I think people struggling on their path (sorry, yoga-speak) would benefit from this quote. It was about the scientific method but it works here too. I read this in the "science quotes" article on LW:
"If you get it, it will be in spite of any method you use. You must have a method." -- K. Bradford Brown
I think this applies fairly well to the self-help mentality that people are in. You can't try too hard or get wrapped up in a method, even though you need one and they do help. Improvement comes with time, commitment and learning. Whatever positive lessons you learn in life, you'll probably have to continuously re-learn. But in the end, what will help you in life is the "knacks" that you have accomplished. Self-help is turning a method into an easy knack.

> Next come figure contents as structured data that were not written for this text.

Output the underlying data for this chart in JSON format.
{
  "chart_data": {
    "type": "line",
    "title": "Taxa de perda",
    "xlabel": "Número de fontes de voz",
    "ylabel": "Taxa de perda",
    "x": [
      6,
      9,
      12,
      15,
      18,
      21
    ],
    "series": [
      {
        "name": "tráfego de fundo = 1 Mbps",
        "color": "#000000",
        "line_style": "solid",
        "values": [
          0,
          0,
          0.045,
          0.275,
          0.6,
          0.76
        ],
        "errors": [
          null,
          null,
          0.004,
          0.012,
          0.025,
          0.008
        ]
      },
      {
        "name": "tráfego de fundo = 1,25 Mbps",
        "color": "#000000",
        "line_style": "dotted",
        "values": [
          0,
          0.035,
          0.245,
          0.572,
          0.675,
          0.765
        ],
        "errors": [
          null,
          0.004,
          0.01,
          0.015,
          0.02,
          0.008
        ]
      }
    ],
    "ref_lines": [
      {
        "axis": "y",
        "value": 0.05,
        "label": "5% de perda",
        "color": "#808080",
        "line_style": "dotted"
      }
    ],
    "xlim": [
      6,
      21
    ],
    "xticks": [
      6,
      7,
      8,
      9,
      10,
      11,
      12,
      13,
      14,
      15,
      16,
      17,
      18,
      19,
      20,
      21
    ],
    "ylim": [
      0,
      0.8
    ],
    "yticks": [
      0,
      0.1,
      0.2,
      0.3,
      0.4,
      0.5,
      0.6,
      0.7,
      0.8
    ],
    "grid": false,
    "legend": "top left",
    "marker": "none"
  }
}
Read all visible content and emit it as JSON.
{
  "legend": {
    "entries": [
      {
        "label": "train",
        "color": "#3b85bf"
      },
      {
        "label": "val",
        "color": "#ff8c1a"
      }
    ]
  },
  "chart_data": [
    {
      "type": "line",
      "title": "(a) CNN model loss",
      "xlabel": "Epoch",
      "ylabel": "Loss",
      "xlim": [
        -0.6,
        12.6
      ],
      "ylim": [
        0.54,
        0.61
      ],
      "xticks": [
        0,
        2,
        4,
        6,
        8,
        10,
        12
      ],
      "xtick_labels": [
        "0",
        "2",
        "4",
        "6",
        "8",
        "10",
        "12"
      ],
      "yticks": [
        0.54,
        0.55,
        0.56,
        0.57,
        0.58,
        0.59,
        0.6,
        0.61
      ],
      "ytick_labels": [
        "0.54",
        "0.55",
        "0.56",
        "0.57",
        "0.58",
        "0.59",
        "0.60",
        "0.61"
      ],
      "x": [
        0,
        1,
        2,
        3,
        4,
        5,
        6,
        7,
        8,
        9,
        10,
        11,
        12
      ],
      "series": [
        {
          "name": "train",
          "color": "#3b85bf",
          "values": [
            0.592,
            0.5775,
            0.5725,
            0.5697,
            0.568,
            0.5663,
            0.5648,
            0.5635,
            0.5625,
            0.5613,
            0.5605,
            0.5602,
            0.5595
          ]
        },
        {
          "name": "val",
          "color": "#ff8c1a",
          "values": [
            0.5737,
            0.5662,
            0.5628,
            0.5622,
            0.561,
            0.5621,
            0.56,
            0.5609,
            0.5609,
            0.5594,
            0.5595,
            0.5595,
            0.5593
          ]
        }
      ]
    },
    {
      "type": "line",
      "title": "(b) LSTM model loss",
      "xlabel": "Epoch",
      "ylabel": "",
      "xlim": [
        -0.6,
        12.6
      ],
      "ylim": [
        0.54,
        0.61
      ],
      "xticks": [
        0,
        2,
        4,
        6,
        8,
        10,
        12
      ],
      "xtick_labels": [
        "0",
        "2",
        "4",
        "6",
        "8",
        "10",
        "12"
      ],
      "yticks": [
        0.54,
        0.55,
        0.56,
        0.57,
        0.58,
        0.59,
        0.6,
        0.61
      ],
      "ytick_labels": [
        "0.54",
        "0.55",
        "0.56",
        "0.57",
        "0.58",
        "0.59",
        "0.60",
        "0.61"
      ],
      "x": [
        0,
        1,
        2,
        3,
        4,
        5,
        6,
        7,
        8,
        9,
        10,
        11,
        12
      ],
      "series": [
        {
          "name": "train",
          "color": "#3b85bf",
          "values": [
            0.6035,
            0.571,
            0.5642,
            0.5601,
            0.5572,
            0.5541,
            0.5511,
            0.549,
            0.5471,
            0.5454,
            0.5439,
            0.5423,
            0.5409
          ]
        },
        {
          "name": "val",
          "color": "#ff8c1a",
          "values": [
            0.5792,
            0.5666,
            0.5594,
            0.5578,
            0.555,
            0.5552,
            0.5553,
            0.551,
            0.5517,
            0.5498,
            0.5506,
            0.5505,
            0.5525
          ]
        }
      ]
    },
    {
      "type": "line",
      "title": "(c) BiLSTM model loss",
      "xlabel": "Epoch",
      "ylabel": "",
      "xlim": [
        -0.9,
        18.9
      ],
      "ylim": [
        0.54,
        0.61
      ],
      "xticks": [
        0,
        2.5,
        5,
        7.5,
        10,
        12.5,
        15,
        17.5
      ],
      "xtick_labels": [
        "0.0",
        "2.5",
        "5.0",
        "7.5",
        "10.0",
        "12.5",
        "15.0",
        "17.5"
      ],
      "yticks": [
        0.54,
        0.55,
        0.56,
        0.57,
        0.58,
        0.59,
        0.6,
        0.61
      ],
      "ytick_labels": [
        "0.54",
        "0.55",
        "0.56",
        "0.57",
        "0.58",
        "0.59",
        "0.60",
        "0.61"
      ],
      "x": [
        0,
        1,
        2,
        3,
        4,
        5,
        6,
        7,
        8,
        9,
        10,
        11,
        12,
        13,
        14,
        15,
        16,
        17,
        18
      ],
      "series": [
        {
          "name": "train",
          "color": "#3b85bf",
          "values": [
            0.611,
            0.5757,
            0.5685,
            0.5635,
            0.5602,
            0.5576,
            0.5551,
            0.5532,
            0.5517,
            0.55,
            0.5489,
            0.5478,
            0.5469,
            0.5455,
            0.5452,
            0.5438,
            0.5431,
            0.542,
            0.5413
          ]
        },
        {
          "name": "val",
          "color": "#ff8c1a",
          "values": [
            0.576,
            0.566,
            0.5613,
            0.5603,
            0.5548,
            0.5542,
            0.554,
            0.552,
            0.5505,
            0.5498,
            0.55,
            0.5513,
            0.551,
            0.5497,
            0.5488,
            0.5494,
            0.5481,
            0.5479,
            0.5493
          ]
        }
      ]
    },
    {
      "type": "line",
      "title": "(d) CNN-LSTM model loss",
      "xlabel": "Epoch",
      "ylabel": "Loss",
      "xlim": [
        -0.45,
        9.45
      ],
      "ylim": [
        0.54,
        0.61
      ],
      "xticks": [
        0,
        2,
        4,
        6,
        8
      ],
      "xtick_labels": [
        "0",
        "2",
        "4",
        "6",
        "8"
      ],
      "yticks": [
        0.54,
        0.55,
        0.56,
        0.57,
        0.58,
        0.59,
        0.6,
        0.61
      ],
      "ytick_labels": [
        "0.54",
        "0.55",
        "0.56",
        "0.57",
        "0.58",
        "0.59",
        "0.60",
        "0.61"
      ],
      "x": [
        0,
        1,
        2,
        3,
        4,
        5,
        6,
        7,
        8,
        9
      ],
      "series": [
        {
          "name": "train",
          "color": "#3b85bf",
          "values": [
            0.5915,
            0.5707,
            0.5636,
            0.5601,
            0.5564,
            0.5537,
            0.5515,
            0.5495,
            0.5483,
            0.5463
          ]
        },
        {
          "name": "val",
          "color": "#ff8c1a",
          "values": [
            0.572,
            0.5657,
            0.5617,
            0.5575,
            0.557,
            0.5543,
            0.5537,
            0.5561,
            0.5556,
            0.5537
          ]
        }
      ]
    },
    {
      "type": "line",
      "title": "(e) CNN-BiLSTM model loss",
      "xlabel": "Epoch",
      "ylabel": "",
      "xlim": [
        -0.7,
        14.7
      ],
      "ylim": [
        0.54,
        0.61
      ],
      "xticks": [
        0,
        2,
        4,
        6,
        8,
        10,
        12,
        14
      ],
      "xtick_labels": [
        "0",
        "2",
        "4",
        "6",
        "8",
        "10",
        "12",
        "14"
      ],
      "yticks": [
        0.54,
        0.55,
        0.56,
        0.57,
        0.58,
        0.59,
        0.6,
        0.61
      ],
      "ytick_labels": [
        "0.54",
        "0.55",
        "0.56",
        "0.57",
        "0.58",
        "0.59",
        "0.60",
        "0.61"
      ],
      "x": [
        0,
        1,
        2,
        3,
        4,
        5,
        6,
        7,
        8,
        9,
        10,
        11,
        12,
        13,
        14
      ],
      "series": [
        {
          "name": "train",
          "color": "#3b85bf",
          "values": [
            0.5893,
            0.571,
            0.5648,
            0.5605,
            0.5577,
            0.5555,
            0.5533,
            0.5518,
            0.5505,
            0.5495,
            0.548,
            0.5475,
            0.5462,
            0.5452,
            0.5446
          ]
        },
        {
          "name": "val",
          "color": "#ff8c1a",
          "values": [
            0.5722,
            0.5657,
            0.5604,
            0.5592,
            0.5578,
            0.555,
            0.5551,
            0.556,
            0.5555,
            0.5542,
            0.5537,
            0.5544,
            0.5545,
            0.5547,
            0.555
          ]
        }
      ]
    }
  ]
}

Obstacles are both internal and external. You will discover what they are with time. What you discover about yourself will often surprise you and if you look too hard for something, you will not open your eyes to what's really there that you need to see.
So basically the advice I have to offer is to stay true to who you are and what you feel, even if you want to reject it. Over time, if you practice cultivating more awareness in your daily life (not falling into low-awareness states of habit, self-destruction and annihilation of focus) you will become better at it, start to feel better and learn to apply in in many areas of your life.
Oh, and you should exercise at least a bit. Like walking every day or 10 minutes of yoga in the morning. Exercise helps everything but is just one part of the puzzle.
I like your reply because to me it comically resembles the Sin of underconfidence. You are being cautious about what you say about Sacred Beliefs, so you say they eventually need to be forcefully examined and probably opposed.
Well I think we need to just call a spade a spade. Religious beliefs are obviously whacky, and they should be opposed now. There is no way all of society is going to have a civilized debate about religion, so we just need to start forcefully objecting to sacred cows and any protection that people's unfounded beliefs have in "polite conversation".
I was in a discussion with a man at a yoga studio after he overheard me telling someone that Bikram's Yoga was "kind of cultish".
He proceeded to make one illogical argument after another, and then smiling and laughing confidently as though in triumph after each one. When I shot down what he said or explained how he misunderstood a comparison, he would not acknowledge or think about what I said, but simply move on to the next "winning comment" that he wanted to say. He thought he was superior for having made his points even though my replies reduced them to nothing.
I think this qualifies as logical rudeness, though I didn't have a word for it at the time. I really don't understand people like this. I think it's kind of a contest for him, to just try and look confident while making the barest amount of sense to make a passable argument. I think it's the jock equivalent of scoring a goal or beating someone up, as opposed to a discussion that actually is supposed to improve the total knowledge of both parties.